Spirit Airlines’ second bankruptcy in a year is turning out to be one of the most intense restructurings to hit American business in a while. First, Spirit and United Airlines got into some sassy back-and-forth about whether the no-frills airline might go completely out of business. Now, Spirit is trying to improve on the results of its first Chapter 11 by slashing its fleet size. From FlightGlobal, an aviation trade outlet:
Spirit awaits a hearing before judge Sean Lane of the US Bankruptcy Court for the Southern District of New York, scheduled for 16 October, to determine whether the [the airline] will be relieved of lease obligations for dozens of aircraft – on top of the 27 aircraft leases that Spirit has agreed to reject through a new arrangement with Irish lessor AerCap. In total, [Spirit] is seeking to return at least 114 jets to lessors – more than half of its current fleet.
The publication added that Spirit had 215 Airbuses prior to declaring bankruptcy, with 149 in service at the moment. From the sounds of it, if Spirit can jettison these leases and emerge from bankruptcy, it’s going to be much, much smaller going forward. Ominously, FlightGlobal reported that the company said the planes should go because they will not be “used to generate revenue in Spirit’s business.” Translation: Spirit might never again operate at the scale it did in its heyday.
No-frills isn’t what it used to be
The low-cost airline business model was innovative: Why pay more for perks, or even certain onetime basics, if all you want to do is fly from point A to point B as cheaply as possible? But while no-frills had its day, the disruptions have now been absorbed by the big carriers, and this has undermined the success of Spirit and others. Fly Play, an Icelandic low-cost carrier that was using that island nation as a stopover for cheap flights to Europe, ceased operations on September 29.
Spirit’s first crack at restructuring led to a successful exit from bankruptcy, but the process clearly didn’t go far enough. Bankruptcy number two is really more of a continuation, with the company finally taking the tough medicine it previously avoided. Turnaround has given way to surrender. Unloading leases is just part of the plan. Spirit has also furloughed 270 pilots and intends to do the same with 1,800 flight attendants.

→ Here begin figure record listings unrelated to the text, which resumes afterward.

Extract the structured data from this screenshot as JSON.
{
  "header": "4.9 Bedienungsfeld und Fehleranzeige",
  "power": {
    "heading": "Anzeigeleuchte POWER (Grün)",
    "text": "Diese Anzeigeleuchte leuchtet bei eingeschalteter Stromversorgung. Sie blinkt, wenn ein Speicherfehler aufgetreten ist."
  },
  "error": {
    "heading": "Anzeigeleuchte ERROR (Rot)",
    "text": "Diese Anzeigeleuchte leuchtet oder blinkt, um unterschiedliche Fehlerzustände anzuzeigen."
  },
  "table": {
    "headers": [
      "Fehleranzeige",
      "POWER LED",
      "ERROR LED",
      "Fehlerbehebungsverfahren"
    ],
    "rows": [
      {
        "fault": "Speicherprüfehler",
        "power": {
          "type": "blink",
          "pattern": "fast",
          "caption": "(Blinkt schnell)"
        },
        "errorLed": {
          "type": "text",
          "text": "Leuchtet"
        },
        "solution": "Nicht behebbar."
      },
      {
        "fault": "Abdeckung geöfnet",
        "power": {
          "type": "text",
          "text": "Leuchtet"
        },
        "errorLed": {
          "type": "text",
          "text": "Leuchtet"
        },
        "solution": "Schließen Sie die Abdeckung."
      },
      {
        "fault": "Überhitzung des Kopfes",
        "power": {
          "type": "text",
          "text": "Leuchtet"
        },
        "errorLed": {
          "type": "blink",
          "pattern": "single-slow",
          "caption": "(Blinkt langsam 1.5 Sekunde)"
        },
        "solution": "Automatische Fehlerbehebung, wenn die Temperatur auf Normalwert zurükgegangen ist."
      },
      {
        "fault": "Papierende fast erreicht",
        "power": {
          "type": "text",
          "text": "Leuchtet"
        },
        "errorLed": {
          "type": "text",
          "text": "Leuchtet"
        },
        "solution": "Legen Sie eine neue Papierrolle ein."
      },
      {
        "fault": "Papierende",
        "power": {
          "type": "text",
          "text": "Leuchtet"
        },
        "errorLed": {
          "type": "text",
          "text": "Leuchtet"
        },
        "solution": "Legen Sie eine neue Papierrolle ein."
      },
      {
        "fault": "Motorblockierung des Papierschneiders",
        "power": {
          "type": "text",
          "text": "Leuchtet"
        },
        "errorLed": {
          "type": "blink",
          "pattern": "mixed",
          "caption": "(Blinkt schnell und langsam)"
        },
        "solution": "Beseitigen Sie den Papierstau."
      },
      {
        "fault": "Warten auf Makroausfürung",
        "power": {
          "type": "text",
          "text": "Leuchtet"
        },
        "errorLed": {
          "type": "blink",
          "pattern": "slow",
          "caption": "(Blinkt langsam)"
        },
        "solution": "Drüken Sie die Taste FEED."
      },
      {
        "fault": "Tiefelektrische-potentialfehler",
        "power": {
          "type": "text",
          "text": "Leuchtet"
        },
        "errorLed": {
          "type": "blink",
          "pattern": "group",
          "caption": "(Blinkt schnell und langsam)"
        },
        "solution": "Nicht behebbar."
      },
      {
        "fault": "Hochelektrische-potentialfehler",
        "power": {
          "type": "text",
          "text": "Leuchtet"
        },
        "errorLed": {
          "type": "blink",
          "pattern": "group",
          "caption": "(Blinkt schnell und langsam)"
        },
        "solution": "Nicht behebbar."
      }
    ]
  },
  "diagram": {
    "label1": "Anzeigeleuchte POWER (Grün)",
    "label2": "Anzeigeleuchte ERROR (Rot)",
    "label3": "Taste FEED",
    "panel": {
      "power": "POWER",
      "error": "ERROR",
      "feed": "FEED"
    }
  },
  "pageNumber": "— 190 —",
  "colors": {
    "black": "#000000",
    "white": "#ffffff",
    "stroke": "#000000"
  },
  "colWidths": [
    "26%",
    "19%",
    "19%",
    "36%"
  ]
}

According to Sebastian Daily, a Florida newspaper (Spirit is based near Miami), “the carrier is discontinuing service to 13 airports” and “expects to cut its flight capacity by 25% compared to last year.”
The sharks are circling
The competition, CNBC reported, is already moving in, adding routes to snare fliers who don’t have Spirit as an option. JetBlue is among them, and the upshot here is that Spirit urgently needed a merger with that competitor to go through, but it failed in early 2024. The federal government argued that allowing the tie-up would be bad for consumers, but two bankruptcies later, the worst predictions for a stand-alone Spirit have come true. The question now is basically whether a seriously slimmed-down Spirit will retain any competitive capability if and when it exits Chapter 11.
In this analysis from the Stigler Center at the University of Chicago Booth School of Business, killing the JetBlue-Spirit merger was considered a big deal because it halted decades of consolidation in the airline industry. True, but it also valued Spirit’s potential to compete above its ability to survive. The best-case scenario is perhaps a restart for Spirit, a back-to-the-future maneuver that sees the airline re-disrupt the big carriers, maybe by being sort of less costly rather than truly no-frills. But while that would be a great vindication of the bankruptcy process, it’s unlikely that the legacy carriers would be caught off guard again.